“OYUMU KİME VERECEĞİM?”
Eklenme: 21.03.2019 11:34
“CHP bu ülkeyi 70 yıl yönetti. O dönemlerde niçin beka sorunu olsun ki?
İMF, İngiltere ve Amerika’nın istediği yönde Türkiye’yi yönetirseniz beka sorunu yaşamazsınız.
Eğer siz kendi göbek bağınızı keserseniz. Kendi ayakları üzerine durursanız, gerçek te hür bağımsızlığınızın işaretlerini verirseniz o zaman beka meselesi ortaya çıkar ki bu çok ciddi bir meseledir.
Tek parti dönemlerinde Ülkeyi yönetenler, tam bir bağımlı sömürü devleti haline getirdiklerinden her denileni yaptıkları için zaten elden giden bekanın meselesi de konuşulmuyordu.
Tamamen manda cumhuriyeti olarak varlığını sürdüren bir sistemle kurgulanmış olarak yönetiliyorduk.”
İfadeleri, bir dostun kaleminden...
CHP zihniyeti bellidir, değişmemiştir, değişmez...
Yakın tarihimize ışık tutan, 90 yaşındaki bir emektarın; Hayatımın içinden CHP zulmü isimli eserini ben yaptım. Hatıralar, Belgeler, İbretler, Şiirlerde oluşan eseri okumanızı tavsiye ederim. Bu kitap yüzünden başımıza gelmeyen kalmadı, yaygara koparanlar, bir sbardak suda fırtına çıkarmak isteyenler avucunu yaladı, gerçeklere güçleri yetmedi, ürmeleri kendilerine kaldı.
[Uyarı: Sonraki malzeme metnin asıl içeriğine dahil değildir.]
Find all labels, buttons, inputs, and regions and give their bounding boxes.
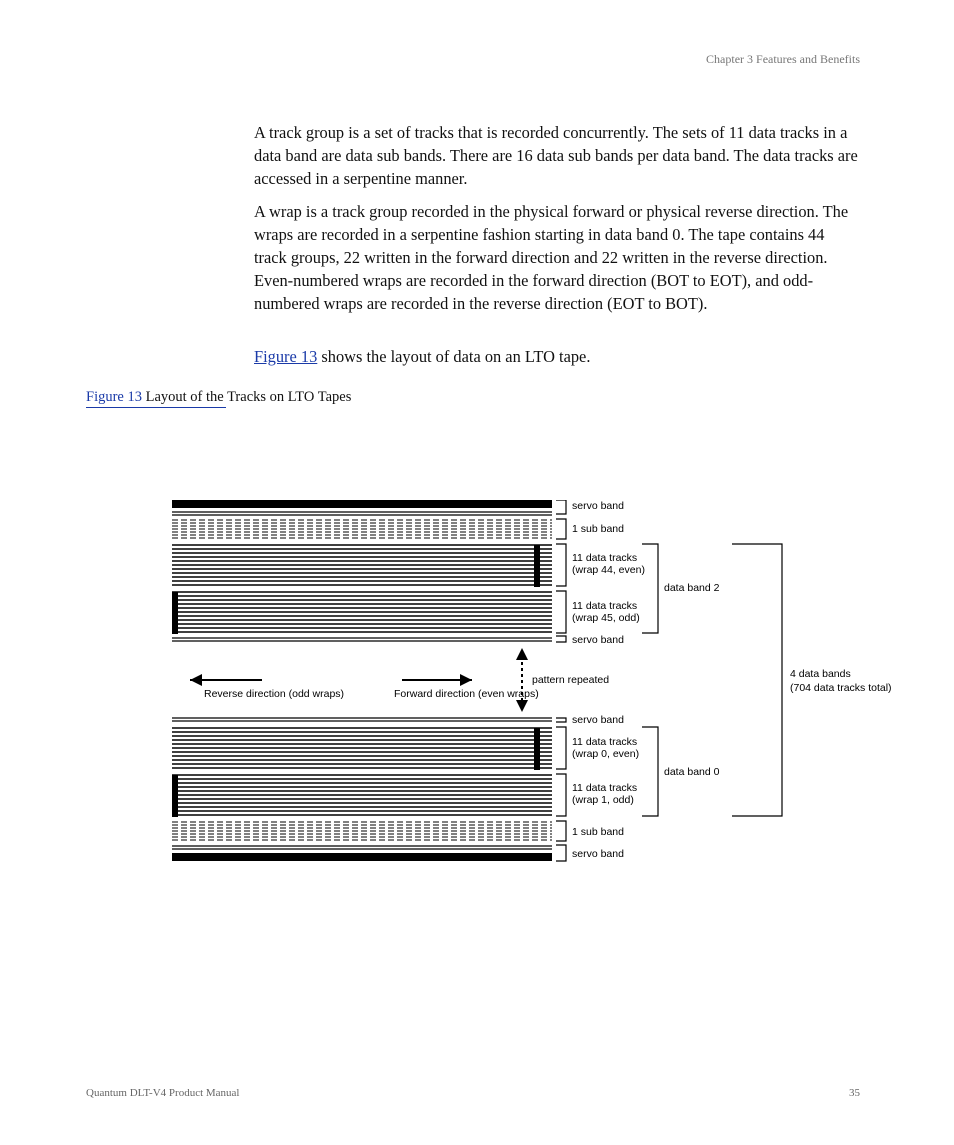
- paragraph-3-rest: shows the layout of data on an LTO tape.: [317, 347, 590, 366]
- page: Chapter 3 Features and Benefits A track …: [0, 0, 954, 1145]
- label-r0-l1: 11 data tracks: [572, 736, 637, 748]
- label-reverse: Reverse direction (odd wraps): [204, 688, 344, 700]
- footer-left: Quantum DLT-V4 Product Manual: [86, 1087, 239, 1099]
- label-r45-l1: 11 data tracks: [572, 600, 637, 612]
- figure-lto-tape-layout: servo band 1 sub band 11 data tracks (wr…: [172, 500, 892, 905]
- figure-caption: Figure 13 Layout of the Tracks on LTO Ta…: [86, 389, 351, 406]
- label-forward: Forward direction (even wraps): [394, 688, 539, 700]
- label-top-subband: 1 sub band: [572, 523, 624, 535]
- label-repeat: pattern repeated: [532, 674, 609, 686]
- paragraph-3: Figure 13 shows the layout of data on an…: [254, 346, 858, 369]
- label-bot-servo-top: servo band: [572, 714, 624, 726]
- figure-caption-label: Figure 13: [86, 389, 142, 405]
- page-header: Chapter 3 Features and Benefits: [706, 52, 860, 67]
- paragraph-2: A wrap is a track group recorded in the …: [254, 201, 858, 316]
- figure-caption-divider: [86, 407, 226, 408]
- label-far-right-2: (704 data tracks total): [790, 682, 892, 694]
- label-r44-l1: 11 data tracks: [572, 552, 637, 564]
- figure-caption-text: Layout of the Tracks on LTO Tapes: [142, 389, 351, 405]
- label-top-servo-bot: servo band: [572, 634, 624, 646]
- page-footer: Quantum DLT-V4 Product Manual 35: [86, 1087, 860, 1099]
- label-bot-subband: 1 sub band: [572, 826, 624, 838]
- top-group: [172, 500, 552, 641]
- label-data-band-0: data band 0: [664, 766, 719, 778]
- footer-right: 35: [849, 1087, 860, 1099]
- figure-svg: [172, 500, 892, 900]
- label-r44-l2: (wrap 44, even): [572, 564, 645, 576]
- figure-ref-link[interactable]: Figure 13: [254, 347, 317, 366]
- label-r0-l2: (wrap 0, even): [572, 748, 639, 760]
- label-r45-l2: (wrap 45, odd): [572, 612, 640, 624]
- paragraph-1: A track group is a set of tracks that is…: [254, 122, 858, 191]
- label-far-right-1: 4 data bands: [790, 668, 851, 680]
- label-r1-l2: (wrap 1, odd): [572, 794, 634, 806]
- label-bot-servo-bot: servo band: [572, 848, 624, 860]
- label-top-servo-top: servo band: [572, 500, 624, 512]
- label-data-band-2: data band 2: [664, 582, 719, 594]
- label-r1-l1: 11 data tracks: [572, 782, 637, 794]
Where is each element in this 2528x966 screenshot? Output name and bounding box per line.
Post, koltuk ve hakiki dost kavgalarının nabızları yükselttiği bir seçim ortamı daha yaşıyoruz.
Sloganlarından DERMÂN kelimesini kullanan, mahut zihniyetin; ZEHİR ve ZİLLET mefhumlarını bilmedikleri gözüküyor, Millet yutmuyor, uyumuyor.
“Çarıklı Erkânıharp” dediğimiz tecrübe sahibi, yaşı kemâle ermiş, cemaat önderleri, önündeki çukuru gören niceleri, bizim için ışık mesâbesindedir.
Böyle bir dost bana mesaj göndermiş. Oyunu kime verecekmiş, birlikte okuyalım:
“Oyumu, doğduğu yıl kuran öğretimi yasaklandığı için, gizli kapaklı samanlık köşelerinde kuran öğrenen babama vereceğim.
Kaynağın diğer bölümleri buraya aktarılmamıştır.